A WELL MAINTAINED ROAD NETWORK COULD PROVE TO BE A VOTE WINNER

If the new Conservative Government really wants to have a positive impact on the socio-economic wellbeing of the country and win votes at the next General Election then it should provide real sustained investment in the maintenance of the road network believes Howard Robinson, Chief Executive of the Road Surface Treatments Association (RSTA).

The poor potholed state of many of our roads is of considerable concern to many drivers. With thirty five million drivers in the UK, most with the ability to vote, the government would be well advised to take note of that concern. Of particular concern is that the billions of tax paid by drivers does not seem to go towards funding a better road network. Fuel duty raises an annual £26.9 billion whilst other motoring vehicle excise duties taxes raise another £6.1 billion with a further £25 billion from VAT on fuel and car sales. Despite this there is a £12 billion backlog of road repairs due to decades of under investment. The discrepancy between the amounts taken in road tax fuel duty and the amount spent on road maintenance is not lost on motorists. Recognising the growing anger of motorists the Conservative manifesto for the recent election pledged enough funding to fix around 18 million potholes nationwide between 2015 and 2021. Now that they are in power it is hoped that they fulfil this pledge.

The latest Annual Authority Road Maintenance (ALARM) survey found that despite additional government emergency pothole repair funding and a significant 33% increase in the number of potholes being repaired during 2014 the years of under-investment means that highway authorities are playing a never-ending catch-up game. A major problem is that the additional funding being provided is being spent on expensive reactive repair rather than cost-effective preventative maintenance that would help to prevent the potholes from forming in the first place. It costs just £2m2 to surface dress and maintain a road but costs an average £54m2 to repair a pothole.

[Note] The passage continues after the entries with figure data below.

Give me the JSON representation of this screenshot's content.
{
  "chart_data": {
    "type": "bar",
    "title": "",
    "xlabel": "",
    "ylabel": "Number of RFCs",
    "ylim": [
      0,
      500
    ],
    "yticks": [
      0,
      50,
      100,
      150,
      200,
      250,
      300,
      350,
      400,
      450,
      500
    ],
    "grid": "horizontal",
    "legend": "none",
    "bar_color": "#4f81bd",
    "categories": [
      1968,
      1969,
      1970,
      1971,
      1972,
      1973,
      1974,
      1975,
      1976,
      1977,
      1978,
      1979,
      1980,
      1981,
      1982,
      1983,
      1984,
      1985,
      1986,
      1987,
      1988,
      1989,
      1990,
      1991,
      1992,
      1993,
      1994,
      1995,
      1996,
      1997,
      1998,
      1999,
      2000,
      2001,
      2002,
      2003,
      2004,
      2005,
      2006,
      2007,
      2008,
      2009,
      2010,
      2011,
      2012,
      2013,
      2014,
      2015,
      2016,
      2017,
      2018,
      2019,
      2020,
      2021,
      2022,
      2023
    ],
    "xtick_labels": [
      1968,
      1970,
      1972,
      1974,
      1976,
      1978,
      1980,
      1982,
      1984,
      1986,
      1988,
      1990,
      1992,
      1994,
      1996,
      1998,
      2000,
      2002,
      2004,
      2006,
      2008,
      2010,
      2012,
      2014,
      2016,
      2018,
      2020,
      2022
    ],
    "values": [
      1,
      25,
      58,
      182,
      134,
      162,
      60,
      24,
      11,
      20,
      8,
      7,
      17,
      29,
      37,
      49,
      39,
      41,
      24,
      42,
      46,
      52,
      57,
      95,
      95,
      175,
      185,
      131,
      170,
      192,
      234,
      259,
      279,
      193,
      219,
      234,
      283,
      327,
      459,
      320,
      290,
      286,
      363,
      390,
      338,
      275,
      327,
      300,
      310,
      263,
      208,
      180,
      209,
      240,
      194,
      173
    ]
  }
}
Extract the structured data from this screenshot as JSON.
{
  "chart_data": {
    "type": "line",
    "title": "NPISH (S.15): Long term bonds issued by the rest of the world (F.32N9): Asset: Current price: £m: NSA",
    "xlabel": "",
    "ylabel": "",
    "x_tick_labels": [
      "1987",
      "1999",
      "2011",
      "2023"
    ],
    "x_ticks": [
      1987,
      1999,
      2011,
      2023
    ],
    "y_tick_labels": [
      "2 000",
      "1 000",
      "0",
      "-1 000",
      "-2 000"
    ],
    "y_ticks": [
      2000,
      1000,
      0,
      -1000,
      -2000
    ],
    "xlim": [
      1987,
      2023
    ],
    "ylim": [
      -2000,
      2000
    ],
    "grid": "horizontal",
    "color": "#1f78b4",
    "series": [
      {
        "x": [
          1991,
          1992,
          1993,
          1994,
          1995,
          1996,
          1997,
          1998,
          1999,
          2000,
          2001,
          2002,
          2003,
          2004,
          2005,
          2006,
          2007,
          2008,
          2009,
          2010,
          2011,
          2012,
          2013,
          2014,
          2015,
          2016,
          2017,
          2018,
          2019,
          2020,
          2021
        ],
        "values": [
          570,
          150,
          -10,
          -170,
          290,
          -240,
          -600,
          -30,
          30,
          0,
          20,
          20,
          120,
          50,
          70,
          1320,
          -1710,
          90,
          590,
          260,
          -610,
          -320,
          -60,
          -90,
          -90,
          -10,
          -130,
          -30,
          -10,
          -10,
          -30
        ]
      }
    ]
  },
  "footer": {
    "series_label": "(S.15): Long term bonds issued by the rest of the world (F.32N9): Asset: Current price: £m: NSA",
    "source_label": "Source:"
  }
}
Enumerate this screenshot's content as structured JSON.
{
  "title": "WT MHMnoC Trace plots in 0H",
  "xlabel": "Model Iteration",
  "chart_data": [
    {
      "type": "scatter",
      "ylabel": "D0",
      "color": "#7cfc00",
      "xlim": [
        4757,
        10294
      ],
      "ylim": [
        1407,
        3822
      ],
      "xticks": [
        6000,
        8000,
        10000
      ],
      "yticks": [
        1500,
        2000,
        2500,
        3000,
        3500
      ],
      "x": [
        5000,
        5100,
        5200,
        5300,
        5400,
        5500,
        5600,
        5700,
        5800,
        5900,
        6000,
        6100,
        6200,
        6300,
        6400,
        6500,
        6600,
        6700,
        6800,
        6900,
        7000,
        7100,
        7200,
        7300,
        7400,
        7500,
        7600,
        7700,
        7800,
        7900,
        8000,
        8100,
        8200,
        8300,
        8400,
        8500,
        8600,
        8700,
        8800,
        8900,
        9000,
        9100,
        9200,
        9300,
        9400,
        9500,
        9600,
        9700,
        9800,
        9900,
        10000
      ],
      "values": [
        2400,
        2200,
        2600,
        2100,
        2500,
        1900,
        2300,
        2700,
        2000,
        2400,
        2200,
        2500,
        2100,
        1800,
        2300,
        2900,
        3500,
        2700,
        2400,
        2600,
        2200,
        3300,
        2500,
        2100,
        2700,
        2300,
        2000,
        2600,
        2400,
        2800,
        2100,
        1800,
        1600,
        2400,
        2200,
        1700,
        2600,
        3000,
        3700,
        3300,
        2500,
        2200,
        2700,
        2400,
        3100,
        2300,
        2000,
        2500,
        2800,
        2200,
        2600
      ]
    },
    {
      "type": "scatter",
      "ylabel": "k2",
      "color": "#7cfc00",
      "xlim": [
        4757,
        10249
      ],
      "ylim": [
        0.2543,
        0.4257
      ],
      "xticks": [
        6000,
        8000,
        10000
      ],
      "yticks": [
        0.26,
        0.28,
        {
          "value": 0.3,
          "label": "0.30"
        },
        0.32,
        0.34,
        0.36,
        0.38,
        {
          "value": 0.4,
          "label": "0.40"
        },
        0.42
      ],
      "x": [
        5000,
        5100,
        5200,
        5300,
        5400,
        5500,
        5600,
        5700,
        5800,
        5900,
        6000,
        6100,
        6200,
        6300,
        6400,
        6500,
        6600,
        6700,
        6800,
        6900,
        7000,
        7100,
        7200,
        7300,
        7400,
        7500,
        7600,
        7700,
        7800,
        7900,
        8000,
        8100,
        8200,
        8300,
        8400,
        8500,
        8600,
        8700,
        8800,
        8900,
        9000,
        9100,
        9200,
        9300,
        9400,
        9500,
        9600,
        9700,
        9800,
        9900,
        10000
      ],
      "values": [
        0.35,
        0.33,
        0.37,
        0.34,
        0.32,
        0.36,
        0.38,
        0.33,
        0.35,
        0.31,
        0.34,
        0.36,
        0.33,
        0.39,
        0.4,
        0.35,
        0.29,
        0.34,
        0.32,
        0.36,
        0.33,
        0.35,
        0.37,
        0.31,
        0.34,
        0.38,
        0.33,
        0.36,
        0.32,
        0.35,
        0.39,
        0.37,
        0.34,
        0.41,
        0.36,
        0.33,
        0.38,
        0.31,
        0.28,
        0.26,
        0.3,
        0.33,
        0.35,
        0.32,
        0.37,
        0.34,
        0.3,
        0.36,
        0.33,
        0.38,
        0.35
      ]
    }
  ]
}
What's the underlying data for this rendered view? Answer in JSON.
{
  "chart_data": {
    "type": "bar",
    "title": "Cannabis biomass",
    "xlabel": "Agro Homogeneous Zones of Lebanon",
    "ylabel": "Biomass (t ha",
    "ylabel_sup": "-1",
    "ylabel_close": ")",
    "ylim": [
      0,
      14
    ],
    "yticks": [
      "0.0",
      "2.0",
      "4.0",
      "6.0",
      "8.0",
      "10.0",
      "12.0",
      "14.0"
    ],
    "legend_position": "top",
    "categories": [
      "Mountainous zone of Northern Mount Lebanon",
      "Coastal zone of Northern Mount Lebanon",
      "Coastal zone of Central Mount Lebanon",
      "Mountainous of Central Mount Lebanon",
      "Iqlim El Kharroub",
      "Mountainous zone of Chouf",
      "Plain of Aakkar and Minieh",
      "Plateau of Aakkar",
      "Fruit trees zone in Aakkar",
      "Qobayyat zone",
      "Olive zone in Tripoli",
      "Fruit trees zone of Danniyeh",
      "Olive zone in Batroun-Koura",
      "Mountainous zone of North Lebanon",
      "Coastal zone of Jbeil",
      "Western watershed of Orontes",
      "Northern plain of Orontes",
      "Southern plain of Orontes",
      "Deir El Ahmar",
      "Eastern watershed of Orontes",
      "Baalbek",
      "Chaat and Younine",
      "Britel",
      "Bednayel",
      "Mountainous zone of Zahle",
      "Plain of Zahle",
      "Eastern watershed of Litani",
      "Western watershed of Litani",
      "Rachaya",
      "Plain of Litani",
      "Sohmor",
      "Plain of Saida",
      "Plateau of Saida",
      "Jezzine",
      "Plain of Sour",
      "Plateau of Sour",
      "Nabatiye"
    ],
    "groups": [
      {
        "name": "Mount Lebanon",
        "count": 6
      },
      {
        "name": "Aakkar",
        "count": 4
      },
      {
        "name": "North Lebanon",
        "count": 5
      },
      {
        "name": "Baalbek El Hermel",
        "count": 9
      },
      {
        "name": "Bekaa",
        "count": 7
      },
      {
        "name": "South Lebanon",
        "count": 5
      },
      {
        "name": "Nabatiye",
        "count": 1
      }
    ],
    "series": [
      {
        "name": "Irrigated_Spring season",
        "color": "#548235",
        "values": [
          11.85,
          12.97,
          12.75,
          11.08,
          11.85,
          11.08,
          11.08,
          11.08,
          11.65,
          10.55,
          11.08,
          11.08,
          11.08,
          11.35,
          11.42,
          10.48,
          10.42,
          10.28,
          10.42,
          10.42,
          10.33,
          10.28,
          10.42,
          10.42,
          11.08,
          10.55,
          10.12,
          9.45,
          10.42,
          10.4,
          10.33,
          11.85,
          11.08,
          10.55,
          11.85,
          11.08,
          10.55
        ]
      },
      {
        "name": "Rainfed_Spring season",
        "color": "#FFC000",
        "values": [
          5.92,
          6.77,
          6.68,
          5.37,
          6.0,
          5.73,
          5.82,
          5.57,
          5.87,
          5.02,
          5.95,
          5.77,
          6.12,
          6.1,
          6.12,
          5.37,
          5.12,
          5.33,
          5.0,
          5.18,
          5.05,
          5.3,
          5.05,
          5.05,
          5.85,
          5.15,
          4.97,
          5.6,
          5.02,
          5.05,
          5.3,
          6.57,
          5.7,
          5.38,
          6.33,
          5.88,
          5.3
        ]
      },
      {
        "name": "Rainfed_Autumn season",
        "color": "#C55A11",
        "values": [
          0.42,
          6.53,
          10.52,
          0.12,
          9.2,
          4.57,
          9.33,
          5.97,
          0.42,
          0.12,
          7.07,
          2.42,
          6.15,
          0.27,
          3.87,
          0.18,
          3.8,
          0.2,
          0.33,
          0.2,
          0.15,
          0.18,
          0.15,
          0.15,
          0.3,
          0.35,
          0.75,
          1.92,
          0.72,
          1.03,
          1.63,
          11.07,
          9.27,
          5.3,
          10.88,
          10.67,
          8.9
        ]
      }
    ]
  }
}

The government needs to fully recognise the social and economic benefits of a well-maintained road network and work with local highway authorities to develop and implement long-term funding mechanisms that encourage proper programmes of planned maintenance rather than reactive patch-and-mend. As part of this there should be the implementation of analytical mechanisms and economic methodology to assess the costs and benefits of a well maintained road network. The road network is the country’s greatest asset and as such should command appropriate investment.

However, there will continue to be real constraints on core revenue funding with councils being faced with reduced budgets and ever-increasing demands. Here, working with the road maintenance industry they can learn how to achieve more for less. They should also ensure the adoption of the initiatives forwarded by the Highways Maintenance Efficiency Programme (HMEP) and realise the benefits of asset management. For its part, the road surface industry should continue to further develop best practice and new products that deliver long-term performance and optimum road surface solutions.

The condition of the roads provides a visible indication of the state of a country’s social wellbeing and economic performance. If the government wishes to persuade voters that these are improving then it should invest in a better, well-maintained road network.